17. Ceza Dairesi 2016/5125 E. , 2016/9910 K.
"İçtihat Metni"MAHKEMESİ :Asliye Ceza Mahkemesi
SUÇ : Hırsızlık
HÜKÜM : Mahkumiyet
Mahalli mahkemece verilen hüküm temyiz edilmekle incelenerek, gereği görüşülüp düşünüldü:
Hükümlü ..."nin 16.05.1994 tarihli ifadesinde, atılı eylemi gece saat 04.00 sıralarında gerçekleştirdiklerini beyan ettiği, UYAP sorgulamasında 11.05.1994 olan suç günü, yaz saati uygulaması da dikkate alındığında, güneşin saat 05.38"de doğduğu, 5237 sayılı TCK"nın 6/1-e maddesi uyarınca saat 04.38"e kadar olan zaman diliminin gece olarak kabulü gerektiği, atılı eylemin gece sayılan vakitte işlendiği hususunda her hangi bir tereddüt bulunmadığı görülmekle bu yönde bozma talep eden tebliğnamedeki düşünceye iştirak edilmemiştir.
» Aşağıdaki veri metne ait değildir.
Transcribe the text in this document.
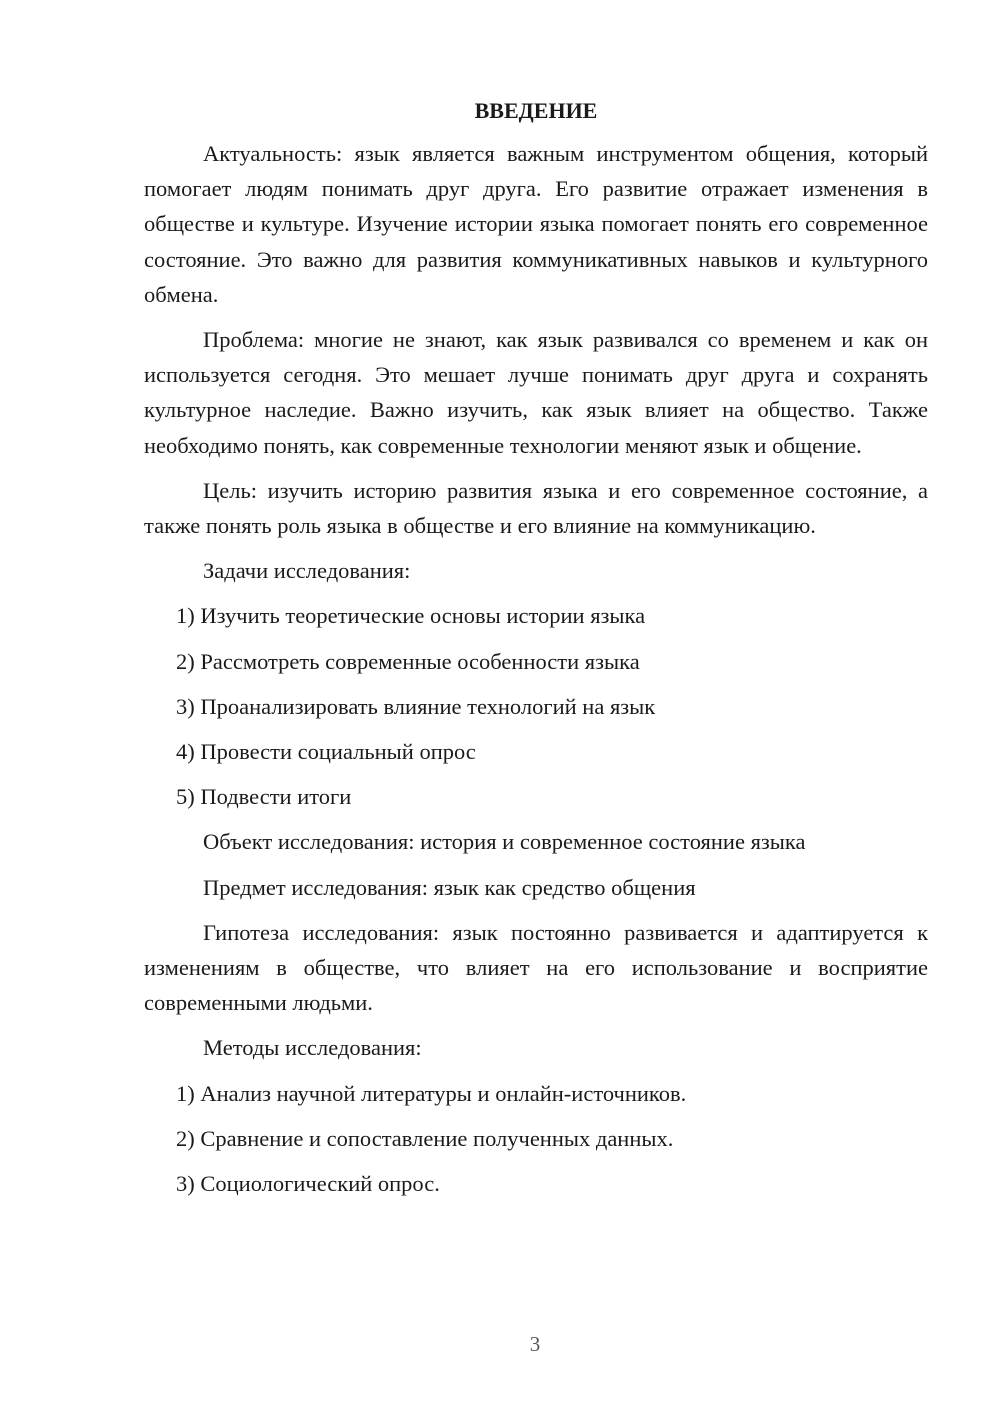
ВВЕДЕНИЕ

Актуальность: язык является важным инструментом общения, который помогает людям понимать друг друга. Его развитие отражает изменения в обществе и культуре. Изучение истории языка помогает понять его современное состояние. Это важно для развития коммуникативных навыков и культурного обмена.

Проблема: многие не знают, как язык развивался со временем и как он используется сегодня. Это мешает лучше понимать друг друга и сохранять культурное наследие. Важно изучить, как язык влияет на общество. Также необходимо понять, как современные технологии меняют язык и общение.

Цель: изучить историю развития языка и его современное состояние, а также понять роль языка в обществе и его влияние на коммуникацию.

Задачи исследования:
1) Изучить теоретические основы истории языка
2) Рассмотреть современные особенности языка
3) Проанализировать влияние технологий на язык
4) Провести социальный опрос
5) Подвести итоги
Объект исследования: история и современное состояние языка
Предмет исследования: язык как средство общения

Гипотеза исследования: язык постоянно развивается и адаптируется к изменениям в обществе, что влияет на его использование и восприятие современными людьми.

Методы исследования:
1) Анализ научной литературы и онлайн-источников.
2) Сравнение и сопоставление полученных данных.
3) Социологический опрос.
3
1-Dosya kapsamından, hükümlü ... ile temyiz dışı arkadaşları ... ve ..."ın, 11.05.1994 günü geceleyin saat 04.00 sıralarında müştekiye ait işyerinin muhkem nitelikteki giriş kapısını zorlayarak açıp, suç tarihi itibariyle “pek fahiş” kabul edilen sigaraları ve başkaca eşyaları çalmaları şeklinde gerçekleşen eyleminin, 765 sayılı TCK"nın 493/1-son, 522. (pek fahiş) ve 81/2. maddelerinde yazılı bulunan suça uyduğu, 5237 sayılı TCK bakımından ise 142/1-b, 143. maddelerinde yazılı bulunan hırsızlık suçunun yanında ayrıca mala zarar verme ve gece vakti birden fazla kişi ile birlikte işyeri dokunulmazlığını ihlal suçlarını da oluşturduğunun anlaşılması karşısında, Yargıtay Ceza Genel Kurulu"nun, Dairemizce de benimsenen 22.01.2013 tarih 2012/1142 Esas ve 2013/17 Karar sayılı içtihadında da belirtildiği üzere, 5237 sayılı TCK"nın 119. maddesi kapsamında nitelikli işyeri dokunulmazlığını bozma suçunun, 5271 sayılı CMK"nın 253/1. fıkrası “b” bendi 3. nolu alt bendi kapsamı dışında bulunduğu, dolayısıyla suç tarihi dikkate alınarak işyeri dokunulmazlığının ihlali suçunun birden fazla kişi ile birlikte işlenmesi halinde uzlaşma hükümlerinin uygulanamayacağı göz önünde bulundurularak, mağdurun aşamalarda şikayetçi olmaması nedeniyle 5237 sayılı TCK ya göre mala zarar verme suçundan düşme kararı verilmesi gerektiği de değerlendirilip, her iki Yasa"nın somut olaya ayrı ayrı tatbiki ile elde edilecek sonuca göre lehe Yasa"nın yeniden belirlenmesinde zorunluluk bulunması,
Kabule göre de;
2-Hükümlünün eylemine uyan 5237 sayılı TCK"nın 142/1-b maddesinde (6545 sayılı Yasa"nın 62. maddesi ile getirilen değişiklikten önce) atılı suç için 2 yıldan 5 yıla kadar hapis cezası öngörüldüğü halde hüküm kurulurken yasal sınırın da üzerinde olmak üzere 7 yıl hapis cezasına hükmedilmesi,
3-5237 sayılı TCK"nın 143. maddesinde (6545 sayılı Yasa"nın 63. maddesi ile getirilen değişiklikten önce) temel cezanın üçte birine kadar arttırım öngörüldüğü halde hüküm kurulurken yasal sınırın da üzerinde olmak üzere ½ oranında arttırım yapılması, suretiyle fazla ceza tayin edilmesi,
4-T.C. Anayasa Mahkemesi"nin, 5237 sayılı TCK"nın 53. maddesine ilişkin olan, 2014/140 Esas ve 2015/85 Karar sayılı iptal kararının, 24.11.2015 gün ve 29542 sayılı Resmi Gazete"de yayımlanmış olması nedeniyle iptal kararı doğrultusunda 5237 sayılı TCK"nın 53. maddesindeki hak yoksunluklarının yeniden değerlendirilmesi gerektiğinin gözetilmemesi,
Bozmayı gerektirmiş, hükümlü ..."nin temyiz nedenleri bu itibarla yerinde görülmüş olduğundan, hükmün açıklanan nedenlerle tebliğnameye uygun olarak BOZULMASINA, infaz aşamasında hükümlü lehine uygulamaların kazanılmış hak oluşturmayacağının gözetilmesine, 20.09.2016 gününde oybirliğiyle karar verildi.